Ce n'est pas susceptible de se produire. Et les commerçants craignent que la croissance lente attendue et les valorisations actuelles élevées du marché signifient que 2020 pourrait ne pas être une année de boom pour Wall Street.

"La chose au sujet des gains cette année était qu'ils provenaient en grande partie d'une augmentation des multiples et non de la croissance des bénéfices", a déclaré Steve Massocca de Wedbush Securities, se référant à un phénomène dans lequel le prix d'une action augmente sans que la société sous-jacente ne gagne réellement beaucoup plus. argent. «Et une grande partie de cela a été tirée par la politique monétaire non seulement des États-Unis, mais de la Banque du Japon et de la Banque centrale européenne. C'est un marché cher et les feuilles de thé ne montrent pas de gains supplémentaires significatifs. "

L'élection elle-même entraînera-t-elle un ralentissement?

Une inquiétude qui bouillonne dans les cercles économiques et de Wall Street ces jours-ci est que, bien que la mise en accusation ne semble pas être un gros problème – tout le monde pense que Trump sera acquitté au Sénat – les élections de 2020 elles-mêmes pourraient produire un frein significatif sur les marchés et la croissance économique.

Les sondages suggèrent une course serrée, peu importe qui émerge avec la nomination démocrate. Et même si le candidat est un modéré plus favorable aux entreprises comme l'ancien vice-président Joe Biden, un changement de pouvoir dans la branche exécutive pourrait entraîner des politiques fiscales et réglementaires radicalement différentes. Une partie de cela dépendra du résultat au niveau du Congrès. Parce que même une présidente Elizabeth Warren ne serait pas en mesure d'annuler les réductions d'impôts de Trump avec le GOP tenant au moins une chambre du Congrès. Mais un changement radical de cap à la Maison Blanche est une préoccupation largement répandue.

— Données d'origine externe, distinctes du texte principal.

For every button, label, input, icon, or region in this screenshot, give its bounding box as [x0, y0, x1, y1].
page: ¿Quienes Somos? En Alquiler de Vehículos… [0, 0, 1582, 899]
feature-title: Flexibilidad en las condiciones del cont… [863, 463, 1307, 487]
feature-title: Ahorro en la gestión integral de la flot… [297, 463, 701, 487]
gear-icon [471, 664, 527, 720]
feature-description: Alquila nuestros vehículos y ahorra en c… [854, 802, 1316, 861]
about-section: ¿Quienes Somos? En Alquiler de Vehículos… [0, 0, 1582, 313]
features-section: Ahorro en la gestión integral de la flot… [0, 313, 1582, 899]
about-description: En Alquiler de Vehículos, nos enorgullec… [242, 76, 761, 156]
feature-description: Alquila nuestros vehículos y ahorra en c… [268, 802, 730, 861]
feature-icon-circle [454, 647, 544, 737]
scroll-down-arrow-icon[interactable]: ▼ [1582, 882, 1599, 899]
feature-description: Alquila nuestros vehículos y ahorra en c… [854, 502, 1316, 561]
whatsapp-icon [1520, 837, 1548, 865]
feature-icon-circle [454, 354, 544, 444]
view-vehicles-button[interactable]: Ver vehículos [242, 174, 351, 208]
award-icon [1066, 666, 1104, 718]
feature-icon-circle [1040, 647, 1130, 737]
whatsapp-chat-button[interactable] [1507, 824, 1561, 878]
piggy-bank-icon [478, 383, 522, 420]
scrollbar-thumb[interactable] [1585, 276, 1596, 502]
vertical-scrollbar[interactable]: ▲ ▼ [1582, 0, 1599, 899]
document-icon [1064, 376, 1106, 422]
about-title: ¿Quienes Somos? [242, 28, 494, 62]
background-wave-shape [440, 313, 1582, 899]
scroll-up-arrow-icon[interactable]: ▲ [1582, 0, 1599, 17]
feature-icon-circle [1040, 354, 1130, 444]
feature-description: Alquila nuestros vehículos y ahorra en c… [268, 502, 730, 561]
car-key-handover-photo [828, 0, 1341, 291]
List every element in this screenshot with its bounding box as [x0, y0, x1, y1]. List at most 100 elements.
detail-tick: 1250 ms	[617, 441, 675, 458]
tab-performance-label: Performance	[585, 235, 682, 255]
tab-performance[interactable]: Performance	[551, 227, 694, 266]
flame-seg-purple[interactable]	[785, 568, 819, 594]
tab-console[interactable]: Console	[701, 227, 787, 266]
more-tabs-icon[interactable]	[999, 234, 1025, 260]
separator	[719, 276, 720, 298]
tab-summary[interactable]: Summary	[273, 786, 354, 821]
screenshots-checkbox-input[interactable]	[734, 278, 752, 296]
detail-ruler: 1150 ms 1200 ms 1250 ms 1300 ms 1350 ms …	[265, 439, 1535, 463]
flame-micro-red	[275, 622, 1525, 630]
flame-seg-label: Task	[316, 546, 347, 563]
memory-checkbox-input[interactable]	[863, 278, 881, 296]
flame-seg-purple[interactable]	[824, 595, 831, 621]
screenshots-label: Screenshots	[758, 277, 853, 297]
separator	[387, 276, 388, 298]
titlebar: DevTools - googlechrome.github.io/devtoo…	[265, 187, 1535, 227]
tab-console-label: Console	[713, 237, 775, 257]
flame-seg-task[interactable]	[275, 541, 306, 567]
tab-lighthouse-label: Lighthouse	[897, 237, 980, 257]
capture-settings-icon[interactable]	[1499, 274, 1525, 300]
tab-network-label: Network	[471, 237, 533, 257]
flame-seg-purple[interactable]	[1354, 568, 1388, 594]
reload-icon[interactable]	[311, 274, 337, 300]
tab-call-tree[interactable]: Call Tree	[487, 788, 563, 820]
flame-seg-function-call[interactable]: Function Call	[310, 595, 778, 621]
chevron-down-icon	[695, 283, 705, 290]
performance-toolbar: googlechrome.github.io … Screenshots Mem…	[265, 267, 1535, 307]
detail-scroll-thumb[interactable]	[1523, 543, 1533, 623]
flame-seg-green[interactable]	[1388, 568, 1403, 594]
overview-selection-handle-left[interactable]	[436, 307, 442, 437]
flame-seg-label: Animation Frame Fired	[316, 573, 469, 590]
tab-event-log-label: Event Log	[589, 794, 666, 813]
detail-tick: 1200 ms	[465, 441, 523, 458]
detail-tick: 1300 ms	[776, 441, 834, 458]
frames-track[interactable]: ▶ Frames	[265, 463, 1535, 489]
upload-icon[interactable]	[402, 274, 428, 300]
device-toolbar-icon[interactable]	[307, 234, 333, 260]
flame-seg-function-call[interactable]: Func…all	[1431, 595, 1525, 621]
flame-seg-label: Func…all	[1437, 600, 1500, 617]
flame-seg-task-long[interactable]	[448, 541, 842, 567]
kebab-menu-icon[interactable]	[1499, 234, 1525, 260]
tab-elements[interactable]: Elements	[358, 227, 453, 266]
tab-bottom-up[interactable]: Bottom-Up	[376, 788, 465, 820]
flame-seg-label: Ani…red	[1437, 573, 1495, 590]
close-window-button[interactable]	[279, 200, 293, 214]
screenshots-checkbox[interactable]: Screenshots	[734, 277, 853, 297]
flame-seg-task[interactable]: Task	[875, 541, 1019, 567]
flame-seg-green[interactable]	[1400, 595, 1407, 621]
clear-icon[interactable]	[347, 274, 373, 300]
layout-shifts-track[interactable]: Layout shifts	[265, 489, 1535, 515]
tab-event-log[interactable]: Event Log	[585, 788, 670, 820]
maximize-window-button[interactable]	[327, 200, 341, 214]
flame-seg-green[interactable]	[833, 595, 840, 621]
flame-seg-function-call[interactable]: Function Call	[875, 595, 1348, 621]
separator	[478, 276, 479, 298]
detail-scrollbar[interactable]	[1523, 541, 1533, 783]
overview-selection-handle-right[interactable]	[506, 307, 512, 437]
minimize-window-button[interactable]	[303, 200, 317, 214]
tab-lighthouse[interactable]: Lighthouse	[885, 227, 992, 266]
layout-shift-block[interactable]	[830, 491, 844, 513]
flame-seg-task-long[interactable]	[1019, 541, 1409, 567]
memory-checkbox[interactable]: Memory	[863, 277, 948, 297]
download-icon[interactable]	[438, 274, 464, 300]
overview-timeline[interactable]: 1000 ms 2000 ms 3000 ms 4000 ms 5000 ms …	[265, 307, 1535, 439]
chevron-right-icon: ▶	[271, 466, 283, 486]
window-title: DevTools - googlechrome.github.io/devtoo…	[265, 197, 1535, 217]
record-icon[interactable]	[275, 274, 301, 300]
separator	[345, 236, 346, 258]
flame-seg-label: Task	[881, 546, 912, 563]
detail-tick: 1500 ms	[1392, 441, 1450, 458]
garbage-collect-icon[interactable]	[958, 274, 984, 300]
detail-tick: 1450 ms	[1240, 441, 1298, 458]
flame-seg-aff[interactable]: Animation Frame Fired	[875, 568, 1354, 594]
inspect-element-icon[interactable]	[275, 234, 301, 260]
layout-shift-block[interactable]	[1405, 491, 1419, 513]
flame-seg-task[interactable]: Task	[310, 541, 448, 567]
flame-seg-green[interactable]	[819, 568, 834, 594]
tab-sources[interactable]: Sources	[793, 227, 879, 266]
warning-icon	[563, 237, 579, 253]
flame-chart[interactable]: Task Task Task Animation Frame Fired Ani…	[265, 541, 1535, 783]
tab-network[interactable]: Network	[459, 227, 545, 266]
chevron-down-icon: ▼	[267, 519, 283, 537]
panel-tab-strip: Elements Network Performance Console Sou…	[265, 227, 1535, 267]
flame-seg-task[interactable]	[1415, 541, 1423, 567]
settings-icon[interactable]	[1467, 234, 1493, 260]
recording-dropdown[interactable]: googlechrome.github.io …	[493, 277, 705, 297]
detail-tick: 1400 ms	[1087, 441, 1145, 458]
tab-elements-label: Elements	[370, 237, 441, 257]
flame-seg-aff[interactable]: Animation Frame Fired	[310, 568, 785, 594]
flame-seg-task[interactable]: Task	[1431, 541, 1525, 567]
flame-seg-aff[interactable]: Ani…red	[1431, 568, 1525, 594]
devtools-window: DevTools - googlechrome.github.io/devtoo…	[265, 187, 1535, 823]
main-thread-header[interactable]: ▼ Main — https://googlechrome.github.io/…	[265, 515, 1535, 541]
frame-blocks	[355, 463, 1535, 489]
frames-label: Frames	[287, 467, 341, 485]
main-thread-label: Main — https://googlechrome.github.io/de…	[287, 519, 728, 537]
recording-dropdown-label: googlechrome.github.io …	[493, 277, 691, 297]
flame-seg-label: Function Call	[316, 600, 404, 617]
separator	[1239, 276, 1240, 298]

«À quoi les soins de santé vont-ils ressembler? Allez-vous être en mesure de réaliser des bénéfices d'entreprise? Allons-nous avoir certains impôts sur les bénéfices des sociétés? Que vont-ils faire avec les rachats d'entreprises? Que vont-ils faire avec la législation des entreprises? C'est un environnement vraiment difficile », a déclaré Gary Cohn, ancien directeur du Conseil économique national de Trump lors d'un récent événement de la SEC.

Les alliés de Trump s'inquiètent également de cela, se demandant si une course qui devrait être plus chère et plus méchante que peut-être dans l'histoire américaine pourrait créer un frein aux dépenses des entreprises et aux cours des actions qui, à son tour, ébranle les notes solides et constantes du président sur l'économie .

«Je suis un peu surpris que le marché se porte si bien maintenant compte tenu de ce que j'appelle le« risque Elizabeth Warren »», a déclaré Moore. "Disons que vous arrivez à une course 50-50, puis vous commencez à évaluer la probabilité de Warren ou de celui qui pourrait gagner, puis le marché réagit à cela et cela entraîne tout."